Hands Move During Sleep, Too
If you’ve noticed your baby’s hands twitching or opening and closing during sleep, that’s also normal. Researchers at the University of Iowa have found that these twitches during REM sleep are directly linked to sensorimotor development. When a sleeping baby’s body twitches, it activates circuits throughout the developing brain and helps newborns learn about their limbs and what those limbs can do. The researchers also observed that twitches in the wrists and fingers tend to appear right around the time babies start developing reaching behaviors during waking hours. In other words, your baby’s brain is literally practicing hand skills while they sleep.
Hands Build Communication Skills
Hand movements in infancy aren’t just about grabbing things. Research published in Frontiers in Psychology describes how early hand movements are a stepping stone to communication. Around the second half of the first year, repetitive hand motions begin transitioning into communicative gestures like pointing, waving, and reaching toward a person to be picked up. Motor researchers have argued that practicing hand skills gives infants a foundation for language acquisition, because controlling the hands and fingers involves many of the same brain planning and sequencing abilities that speech will later require.
This means the opening and closing you’re watching isn’t random fidgeting. It’s your baby building the physical and neurological toolkit they’ll eventually use to gesture, point at what they want, and coordinate the fine motor control needed to feed themselves, hold a crayon, and eventually write.
What to Watch For
Normal hand opening and closing looks fluid and variable. Your baby does it at different speeds, in different contexts, and can be interrupted or redirected. A few patterns are worth paying attention to, though.

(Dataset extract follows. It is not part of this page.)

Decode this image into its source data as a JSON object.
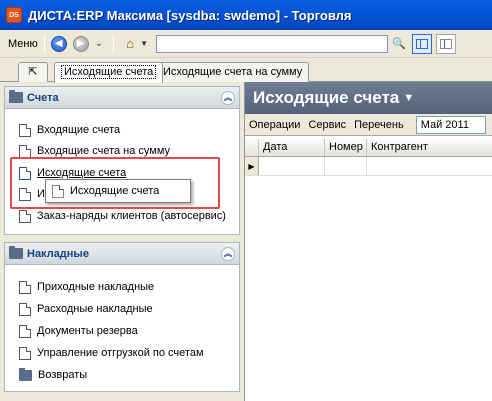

Infantile spasms are a type of seizure that can sometimes involve the arms and hands. According to the American Academy of Pediatrics, spasms look different from normal hand play: the body stiffens suddenly, and the arms, legs, and head may bend forward at the same time. Each spasm lasts less than a second but they repeat in clusters, with one occurring every 5 to 10 seconds. The baby may look surprised, stare briefly, and lift or extend both arms. These clusters most often happen just after waking up. If your baby’s hand movements follow this pattern of sudden, repeated, rhythmic stiffening in clusters, that warrants prompt medical attention.
Another thing to note is the timeline. If your baby still has a strong, involuntary grasp reflex well past 6 months, or if their hands remain persistently fisted without periods of relaxation after 3 to 4 months, mention it at your next well-child visit. These can occasionally signal that the brain’s motor areas aren’t maturing on the typical schedule. The AAP recommends standardized developmental screening at 9, 18, and 30 months, which will catch most fine motor delays.
A Quick Age-by-Age Guide
- 0 to 3 months: Hands mostly fisted, beginning to open more. Brings hands to mouth. May swat at nearby toys. Hand opening and closing is mostly reflexive.
- 2 to 3 months: Starts staring at own hands. Attempts to reach for objects but may not make contact.
- 4 to 6 months: Grasp reflex fades. Hand movements become increasingly voluntary. Begins reaching for and grasping objects on purpose.
- 6 to 9 months: Hands are open and relaxed most of the time. Transfers objects between hands. Shakes and bangs toys. Starts picking up small items.
If your baby falls within these general ranges, the hand opening and closing you’re seeing is their nervous system doing exactly what it’s supposed to do.